With decidedly Boston-sounding names and thoroughly familiar faces, given their resemblances to their ex-Bruin dads, it might have been easy to overlook Ryan Donato and Ryan Fitzgerald and focus on the truly little-known prospects at Development Camp earlier this month.

But on the ice, their brimming confidence, their offensive skills and the maturity to their all-around game was impossible to ignore.
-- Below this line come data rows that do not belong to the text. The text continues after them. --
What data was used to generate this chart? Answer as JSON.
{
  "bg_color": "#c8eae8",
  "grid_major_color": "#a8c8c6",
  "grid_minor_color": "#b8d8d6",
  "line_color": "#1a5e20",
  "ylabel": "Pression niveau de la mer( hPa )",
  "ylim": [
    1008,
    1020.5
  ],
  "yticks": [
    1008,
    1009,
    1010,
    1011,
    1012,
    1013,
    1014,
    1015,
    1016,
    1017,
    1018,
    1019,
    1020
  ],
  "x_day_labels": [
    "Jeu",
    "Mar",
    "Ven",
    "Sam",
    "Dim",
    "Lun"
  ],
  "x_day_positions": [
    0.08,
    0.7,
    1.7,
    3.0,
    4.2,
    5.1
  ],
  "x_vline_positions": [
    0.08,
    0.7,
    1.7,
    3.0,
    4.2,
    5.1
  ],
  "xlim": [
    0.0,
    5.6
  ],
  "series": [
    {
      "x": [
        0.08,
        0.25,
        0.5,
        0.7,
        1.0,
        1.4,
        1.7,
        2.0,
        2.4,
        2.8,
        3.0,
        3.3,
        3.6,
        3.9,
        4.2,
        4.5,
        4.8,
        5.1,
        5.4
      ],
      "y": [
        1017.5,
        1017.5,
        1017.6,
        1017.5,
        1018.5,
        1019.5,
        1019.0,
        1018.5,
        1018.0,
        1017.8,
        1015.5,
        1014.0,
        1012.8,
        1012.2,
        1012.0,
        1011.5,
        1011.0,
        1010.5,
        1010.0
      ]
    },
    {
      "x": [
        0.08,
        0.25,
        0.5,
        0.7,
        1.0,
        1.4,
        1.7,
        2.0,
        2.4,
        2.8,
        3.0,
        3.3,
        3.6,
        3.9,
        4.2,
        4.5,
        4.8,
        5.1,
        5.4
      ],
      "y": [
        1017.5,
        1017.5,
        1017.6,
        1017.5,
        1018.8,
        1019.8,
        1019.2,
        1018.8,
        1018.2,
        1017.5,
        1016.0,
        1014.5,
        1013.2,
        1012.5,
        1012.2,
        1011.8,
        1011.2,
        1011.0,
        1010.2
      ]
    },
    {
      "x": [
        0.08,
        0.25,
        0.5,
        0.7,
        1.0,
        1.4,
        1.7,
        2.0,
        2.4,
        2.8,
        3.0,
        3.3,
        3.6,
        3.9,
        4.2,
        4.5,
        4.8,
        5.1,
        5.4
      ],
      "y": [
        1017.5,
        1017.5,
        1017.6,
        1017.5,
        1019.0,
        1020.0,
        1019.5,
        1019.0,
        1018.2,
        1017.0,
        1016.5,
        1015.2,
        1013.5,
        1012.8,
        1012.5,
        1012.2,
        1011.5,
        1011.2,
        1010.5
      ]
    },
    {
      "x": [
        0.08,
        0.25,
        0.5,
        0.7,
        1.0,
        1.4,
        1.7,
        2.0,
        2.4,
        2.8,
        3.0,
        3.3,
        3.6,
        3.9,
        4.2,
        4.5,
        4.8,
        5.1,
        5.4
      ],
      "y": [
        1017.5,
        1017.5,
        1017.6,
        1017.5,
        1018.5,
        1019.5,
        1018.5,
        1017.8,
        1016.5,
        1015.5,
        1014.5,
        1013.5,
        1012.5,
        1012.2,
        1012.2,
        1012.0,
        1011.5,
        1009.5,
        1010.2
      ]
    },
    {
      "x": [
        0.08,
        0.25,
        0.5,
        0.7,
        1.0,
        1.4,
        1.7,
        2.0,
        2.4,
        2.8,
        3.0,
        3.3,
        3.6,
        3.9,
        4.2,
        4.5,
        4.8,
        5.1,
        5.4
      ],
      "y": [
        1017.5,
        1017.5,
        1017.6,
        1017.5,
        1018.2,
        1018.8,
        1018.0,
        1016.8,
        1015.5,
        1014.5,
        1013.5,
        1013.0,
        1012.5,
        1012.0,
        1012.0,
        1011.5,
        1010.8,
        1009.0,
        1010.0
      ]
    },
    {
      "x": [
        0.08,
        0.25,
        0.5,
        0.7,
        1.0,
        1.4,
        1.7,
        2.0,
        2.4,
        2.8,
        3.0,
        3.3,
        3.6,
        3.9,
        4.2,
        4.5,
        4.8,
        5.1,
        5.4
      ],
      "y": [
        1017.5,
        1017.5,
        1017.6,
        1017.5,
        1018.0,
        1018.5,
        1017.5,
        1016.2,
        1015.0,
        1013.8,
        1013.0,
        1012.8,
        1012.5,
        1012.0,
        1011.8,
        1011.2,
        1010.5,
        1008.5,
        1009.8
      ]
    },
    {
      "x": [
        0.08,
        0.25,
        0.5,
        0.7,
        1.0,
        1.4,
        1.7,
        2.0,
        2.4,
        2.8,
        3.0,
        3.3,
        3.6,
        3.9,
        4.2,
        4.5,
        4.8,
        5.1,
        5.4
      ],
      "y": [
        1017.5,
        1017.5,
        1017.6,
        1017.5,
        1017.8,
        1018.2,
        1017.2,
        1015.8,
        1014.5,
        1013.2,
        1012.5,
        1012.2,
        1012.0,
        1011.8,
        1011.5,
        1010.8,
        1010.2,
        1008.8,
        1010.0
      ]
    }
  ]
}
When it was over, general manager Don Sweeney singled out Donato, who plays at Harvard, and Fitzgerald, from Boston College -- along with Notre Dame forward Anders Bjork and former Boston University defenseman Matt Grzelcyk -- as players who have developed significantly.
 
“[They're] just comfortable in what they’re doing,” said Sweeney. “I mean, they’ve played at the college hockey level . . . two, three, four years with some of these kids. They’re very comfortable in their own skin and in what they do.”
 
Donato, 20, is actually coming off his first season at Harvard, where he posted 13 goals and 21 points in 32 games. He looked like he was in midseason form during Development Camp, showing off a scoring touch, skill with the puck on his stick in tight traffic, and the instincts to anticipate plays that allow him to beat defenders to spots in the offensive zone. He’s primed for a giant sophomore season with the Crimson, based on his showing at camp.
 
“Every year is a blast," said Donato, son of former Bruins forward and current Harvard coach Ted Donato. "You just come in [to development camp] with an open mindset where you soak everything up from the coaches like a sponge, and see what they say. Then I just do my best to incorporate it into my game and bring it with me to school next year.
 
“One of the things that [Bruins coaches and management] has said to me -- and it’s the same message for everybody -- is that every area of your game is an important one to develop. The thing about the NHL is that every little detail makes the difference, and that’s what I’ve been working on whether it’s my skating, or my defensive play. Every little piece of my game needs to be developed.”
 
Then there's Fitzgerald, 21, who is entering his senior season at BC after notching 24 goals and 47 points in 40 games last year in a real breakout season. The 2013 fourth-round pick showed speed and finishing ability during his Development Camp stint and clearly is close to being a finished hockey product at the collegiate level.
 
“It was good. It’s definitely a fun time being here, seeing these guys and putting the logo on,” said Fitzgerald, son of former Bruins forward Tom Fitzgerald, after his fourth Development Camp. “One thing I’m focusing on this summer is getting stronger, but it’s also about just progressing and maturing.
 
“I thought . . . last year [at BC] was a pretty good one, so I just try to build off that and roll into my senior season. [The Bruins] have told me to pretty much continue what I’m doing in school. When the time is right I’ll go ahead [and turn pro], so probably after I graduate I’ll jump on and make an impact.”
 
Fitzgerald certainly didn’t mention or give any hints that it could happen, but these days it has to give an NHL organization a bit of trepidation anytime one of their draft picks makes it all the way to their senior season. There’s always the possibility of it turning into a Jimmy Vesey-type situation if a player -- like Fitzgerald -- has a huge final year and draws enough NHL interest to forego signing with the team that drafted him for a shot at free agency in the August following his senior season.
 
It may be a moot point with Fitzgerald, a Boston kid already living a dream as a Bruins draft pick, but it’s always a possibility until he actually signs.
 
In any case, both Donato and Fitzgerald beat watching in their respective college seasons after both saw their development level take a healthy leap forward.